Maya Rockeymoore and Meizhu Lui, co-chairs of the Commission to Modernize Social Security, recently wrote an op-ed for the National Journal‘s “The Next America,” a feature on how demography shapes the national agenda. The op-ed discusses the persistence of income and wealth inequality in America:
Fifty years ago, Martin Luther King Jr. argued that the isolation experienced by people of color living “on a lonely island of poverty” is unjust in a nation blessed with a “vast ocean of material prosperity.” Fifty years later, the racial wealth gap is just as stark and immoral, with families of color possessing only a few pennies for every dollar of wealth owned by white families.

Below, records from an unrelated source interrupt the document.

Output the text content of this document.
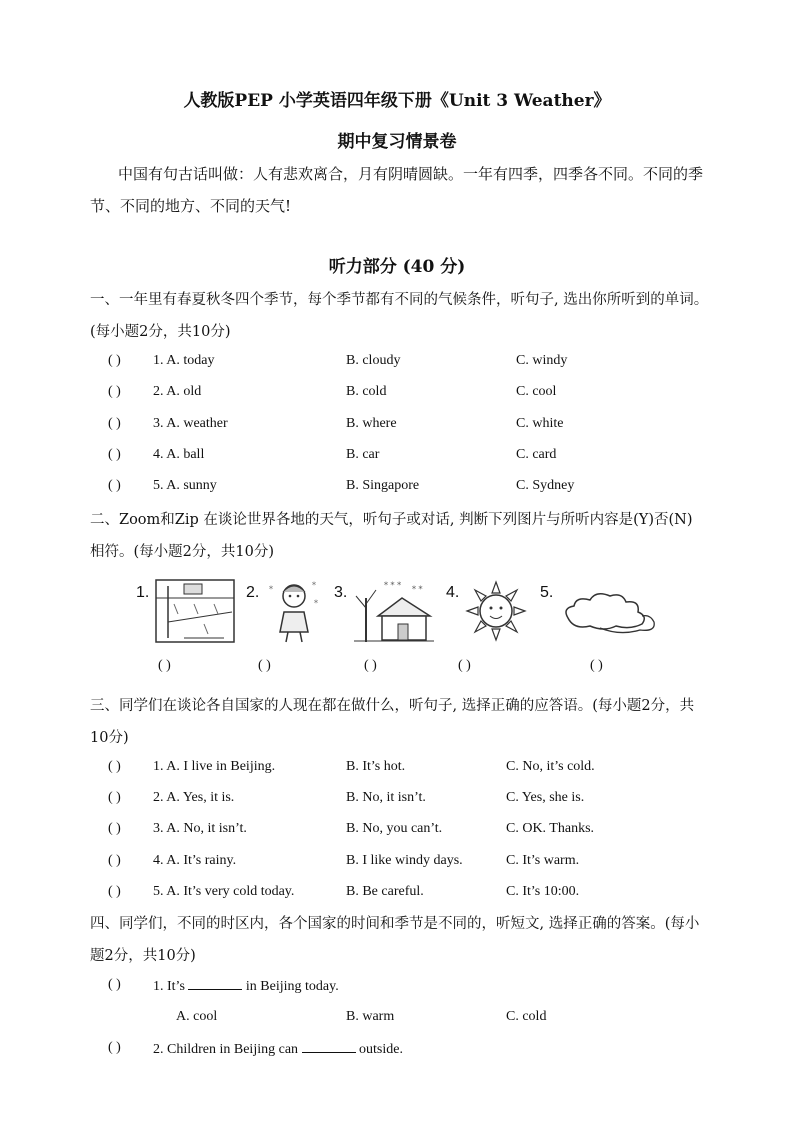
人教版PEP 小学英语四年级下册《Unit 3 Weather》
期中复习情景卷
中国有句古话叫做：人有悲欢离合，月有阴晴圆缺。一年有四季，四季各不同。不同的季节、不同的地方、不同的天气!
听力部分 (40 分)
一、一年里有春夏秋冬四个季节，每个季节都有不同的气候条件，听句子, 选出你所听到的单词。(每小题2分，共10分)
( ) 1. A. today	B. cloudy	C. windy
( ) 2. A. old	B. cold	C. cool
( ) 3. A. weather	B. where	C. white
( ) 4. A. ball	B. car	C. card
( ) 5. A. sunny	B. Singapore	C. Sydney
二、Zoom和Zip 在谈论世界各地的天气，听句子或对话, 判断下列图片与所听内容是(Y)否(N) 相符。(每小题2分，共10分)
1.
( )
2. *
*
*
( )
3.	* * * * *
( )
4.
( )
5.
( )
三、同学们在谈论各自国家的人现在都在做什么，听句子, 选择正确的应答语。(每小题2分，共10分)
( ) 1. A. I live in Beijing.	B. It’s hot.	C. No, it’s cold.
( ) 2. A. Yes, it is.	B. No, it isn’t.	C. Yes, she is.
( ) 3. A. No, it isn’t.	B. No, you can’t.	C. OK. Thanks.
( ) 4. A. It’s rainy.	B. I like windy days.	C. It’s warm.
( ) 5. A. It’s very cold today.	B. Be careful.	C. It’s 10:00.
四、同学们，不同的时区内，各个国家的时间和季节是不同的，听短文, 选择正确的答案。(每小题2分，共10分)
( ) 1. It’s	in Beijing today.
A. cool	B. warm	C. cold
( ) 2. Children in Beijing can	outside.
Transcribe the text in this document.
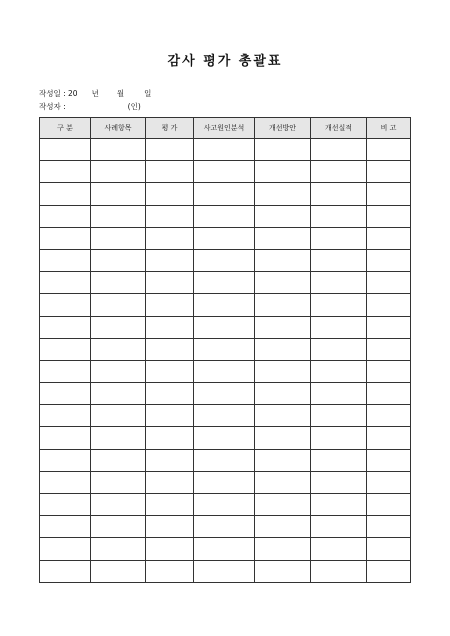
감사 평가 총괄표
작성일 : 20 년 월	일
작성자 :	(인)
구 분	사례항목	평 가	사고원인분석	개선방안	개선실적	비 고
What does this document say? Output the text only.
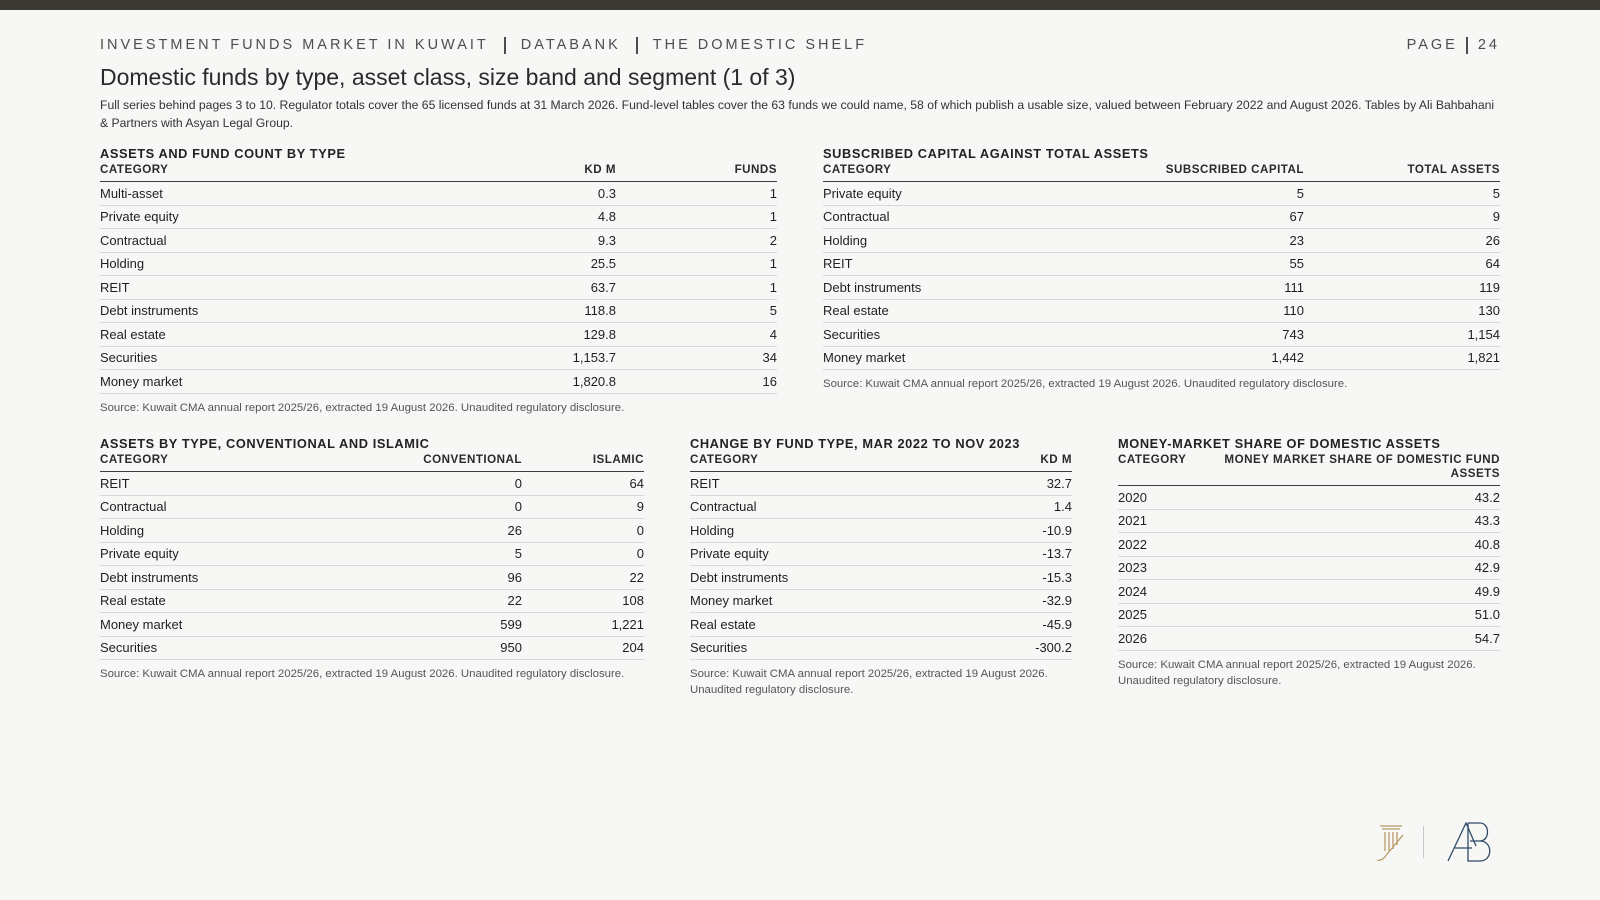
INVESTMENT FUNDS MARKET IN KUWAIT DATABANK THE DOMESTIC SHELF	PAGE 24
Domestic funds by type, asset class, size band and segment (1 of 3)

Full series behind pages 3 to 10. Regulator totals cover the 65 licensed funds at 31 March 2026. Fund-level tables cover the 63 funds we could name, 58 of which publish a usable size, valued between February 2022 and August 2026. Tables by Ali Bahbahani & Partners with Asyan Legal Group.

ASSETS AND FUND COUNT BY TYPE
CATEGORY	KD M	FUNDS
Multi-asset	0.3	1
Private equity	4.8	1
Contractual	9.3	2
Holding	25.5	1
REIT	63.7	1
Debt instruments	118.8	5
Real estate	129.8	4
Securities	1,153.7	34
Money market	1,820.8	16
Source: Kuwait CMA annual report 2025/26, extracted 19 August 2026. Unaudited regulatory disclosure.
SUBSCRIBED CAPITAL AGAINST TOTAL ASSETS
CATEGORY	SUBSCRIBED CAPITAL	TOTAL ASSETS
Private equity	5	5
Contractual	67	9
Holding	23	26
REIT	55	64
Debt instruments	111	119
Real estate	110	130
Securities	743	1,154
Money market	1,442	1,821
Source: Kuwait CMA annual report 2025/26, extracted 19 August 2026. Unaudited regulatory disclosure.
ASSETS BY TYPE, CONVENTIONAL AND ISLAMIC
CATEGORY	CONVENTIONAL	ISLAMIC
REIT	0	64
Contractual	0	9
Holding	26	0
Private equity	5	0
Debt instruments	96	22
Real estate	22	108
Money market	599	1,221
Securities	950	204
Source: Kuwait CMA annual report 2025/26, extracted 19 August 2026. Unaudited regulatory disclosure.
CHANGE BY FUND TYPE, MAR 2022 TO NOV 2023
CATEGORY	KD M
REIT	32.7
Contractual	1.4
Holding	-10.9
Private equity	-13.7
Debt instruments	-15.3
Money market	-32.9
Real estate	-45.9
Securities	-300.2
Source: Kuwait CMA annual report 2025/26, extracted 19 August 2026. Unaudited regulatory disclosure.
MONEY-MARKET SHARE OF DOMESTIC ASSETS
CATEGORY	MONEY MARKET SHARE OF DOMESTIC FUND ASSETS
2020	43.2
2021	43.3
2022	40.8
2023	42.9
2024	49.9
2025	51.0
2026	54.7
Source: Kuwait CMA annual report 2025/26, extracted 19 August 2026. Unaudited regulatory disclosure.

The persistence of income and wealth inequality comes from years of disproportionately lower levels of earnings, employment, educational attainment, and ownership of family assets such as homes, stocks/bonds, savings accounts, and businesses. As a result, people of color have had significantly fewer opportunities to build assets over time and often lack the savings to ensure financial security throughout their lifetimes.
And the need to strengthen Social Security for future generations:
Although Social Security was not prominently mentioned by speakers during the 50th anniversary of the March on Washington for Jobs and Freedom, it is a fact that this program plays an important role in raising the standard of living for all, but especially for people of color. As such, we cannot talk about achieving racial justice or launching a new civil-rights movement without standing in defense of Social Security.
Americans of all racial, ethnic, political, geographic, and gender backgrounds want Social Security preserved and strengthened for the future. It’s time for policymakers in Washington to choose community over chaos by ensuring that Social Security checks are paid in full.